La sclérose en plaques, les aliments ultra-formulés aggravent la maladie

La sclérose en plaques, les aliments ultra-formulés aggravent la maladie

Une étude présentée dans Ectrims a souligné le rôle du régime comme une stratégie complémentaire dans la gestion de la pathologie. Surtout si le diagnostic arrive à temps, car ils vous permettent de faire les nouveaux critères de diagnostic

Un accélérateur de l’inflammation chronique, cette flamme qui ne sort jamais chez les personnes atteintes de sclérose en plaques et qui fonctionne silencieusement, provoquant une progression de la maladie, même si elle est invisible. Ce sont les aliments ultra-procédés, c’est-à-dire très transformés, plusieurs fois au centre au cours des dernières années de recherche scientifique qui les ont liés à l’humble risque de développement de différentes maladies. Maintenant, c’est le tour de la sclérose en plaques, comme le montre une étude présentée au Congrès européen qui rassemble des experts et des patients, Ecrtims.

Les collations, les plats prêts et la malbouffe ne sont pas considérés comme les causes de la maladie mais amplifient les processus déjà existants chez les personnes atteintes de SM. Les données sont éloquentes: parmi les plus de 450 personnes impliquées dans l’étude, le groupe qui a consommé le plus avait 30% de plus que les répercussions sur les maladies que le groupe qui a suivi une alimentation plus saine.
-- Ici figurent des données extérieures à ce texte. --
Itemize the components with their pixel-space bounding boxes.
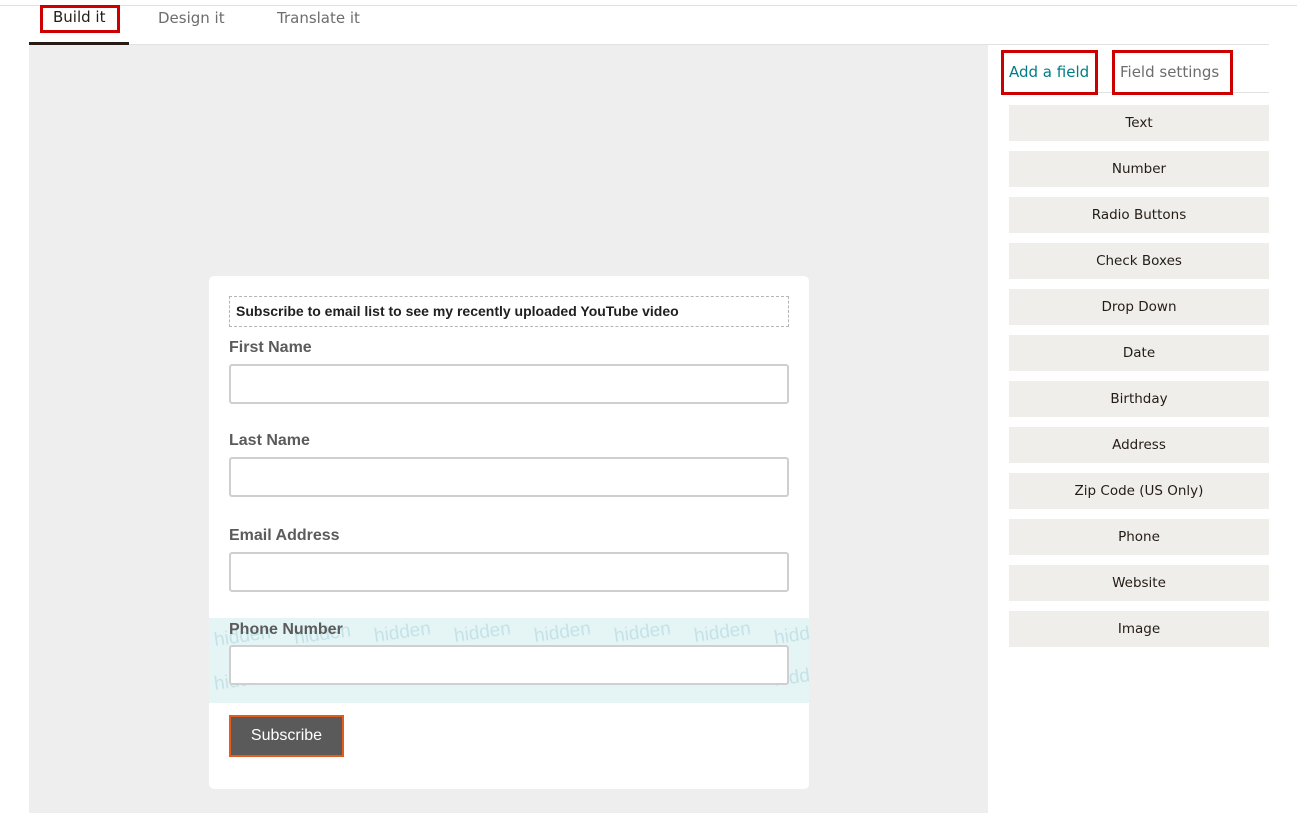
last-name-label: Last Name: [229, 432, 310, 449]
field-birthday-button[interactable]: Birthday: [1009, 381, 1269, 417]
field-website-button[interactable]: Website: [1009, 565, 1269, 601]
signup-form: Subscribe to email list to see my recent…: [209, 276, 809, 789]
subscribe-button[interactable]: Subscribe: [229, 715, 344, 757]
hidden-watermark: hidden: [612, 618, 673, 647]
email-address-input[interactable]: [229, 552, 789, 592]
tab-add-a-field[interactable]: Add a field: [1001, 50, 1098, 95]
tab-design-it-label: Design it: [158, 9, 225, 27]
hidden-watermark: hidden: [692, 618, 753, 647]
field-number-button[interactable]: Number: [1009, 151, 1269, 187]
last-name-input[interactable]: [229, 457, 789, 497]
email-address-label: Email Address: [229, 527, 340, 544]
field-date-button[interactable]: Date: [1009, 335, 1269, 371]
field-text-button[interactable]: Text: [1009, 105, 1269, 141]
field-address-button[interactable]: Address: [1009, 427, 1269, 463]
hidden-field-band: hidden hidden hidden hidden hidden hidde…: [209, 618, 809, 703]
tab-design-it[interactable]: Design it: [158, 6, 225, 44]
tab-build-it[interactable]: Build it: [29, 5, 129, 45]
hidden-watermark: hidden: [372, 618, 433, 647]
first-name-label: First Name: [229, 339, 312, 356]
field-drop-down-button[interactable]: Drop Down: [1009, 289, 1269, 325]
field-check-boxes-button[interactable]: Check Boxes: [1009, 243, 1269, 279]
field-zip-code-button[interactable]: Zip Code (US Only): [1009, 473, 1269, 509]
field-radio-buttons-button[interactable]: Radio Buttons: [1009, 197, 1269, 233]
tab-translate-it[interactable]: Translate it: [277, 6, 360, 44]
builder-tabs: Build it Design it Translate it: [29, 5, 1269, 45]
field-image-button[interactable]: Image: [1009, 611, 1269, 647]
phone-number-label: Phone Number: [229, 621, 343, 638]
first-name-input[interactable]: [229, 364, 789, 404]
tab-build-it-label: Build it: [53, 8, 106, 26]
field-phone-button[interactable]: Phone: [1009, 519, 1269, 555]
phone-number-input[interactable]: [229, 645, 789, 685]
hidden-watermark: hidden: [532, 618, 593, 647]
tab-field-settings[interactable]: Field settings: [1112, 50, 1233, 95]
hidden-watermark: hidden: [452, 618, 513, 647]
right-panel-tabs: Add a field Field settings: [1001, 45, 1269, 95]
field-type-list: Text Number Radio Buttons Check Boxes Dr…: [1009, 105, 1269, 657]
tab-translate-it-label: Translate it: [277, 9, 360, 27]
form-header-text[interactable]: Subscribe to email list to see my recent…: [229, 296, 789, 327]
form-canvas: Subscribe to email list to see my recent…: [29, 45, 988, 813]
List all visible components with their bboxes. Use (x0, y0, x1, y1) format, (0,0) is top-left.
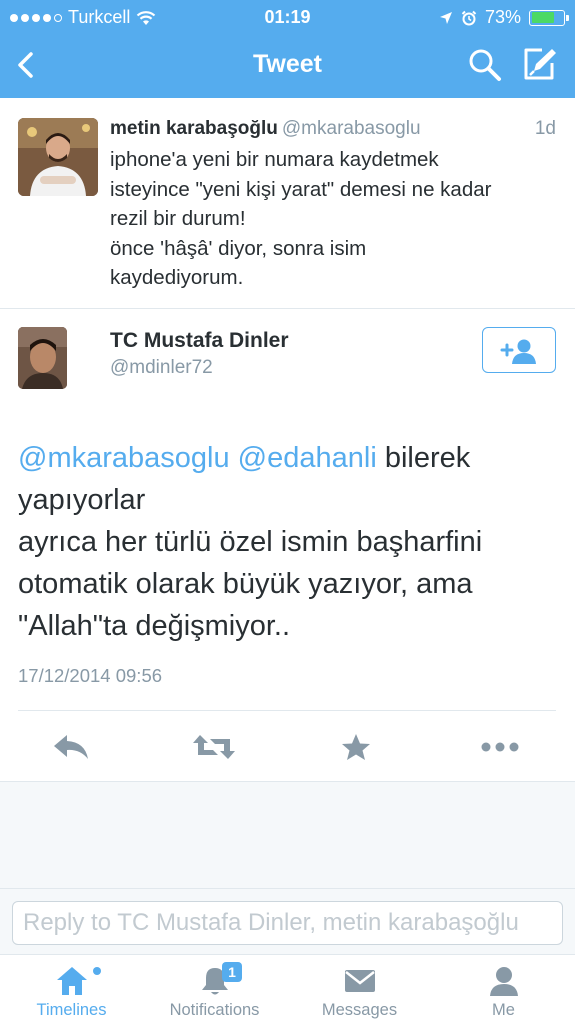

Non seulement cela, les grands consommateurs d’aliments très transformés ont également eu une augmentation significative des lésions cérébrales qui sont considérées comme un indicateur de la progression de la maladie.

Parce que les aliments ultra-volumineux augmentent l’inflammation

« Les additifs en tant qu’émulsifiants et conservateurs peuvent compromettre l’intégrité de l’intestin, permettant aux toxines bactériennes d’entrer dans la circulation sanguine et d’activer une réponse immunitaire qui peut atteindre le cerveau », explique-t-il Gloire de la côteneurologue à la Harvard That Chan School of Public Health, de Boston, auteur de l’étude. « De plus, la consommation de ces aliments peut changer la composition lipidique des membranes, ce qui rend la myéline – la gaine de protection des nerfs – plus vulnérable aux attaques du système immunitaire ».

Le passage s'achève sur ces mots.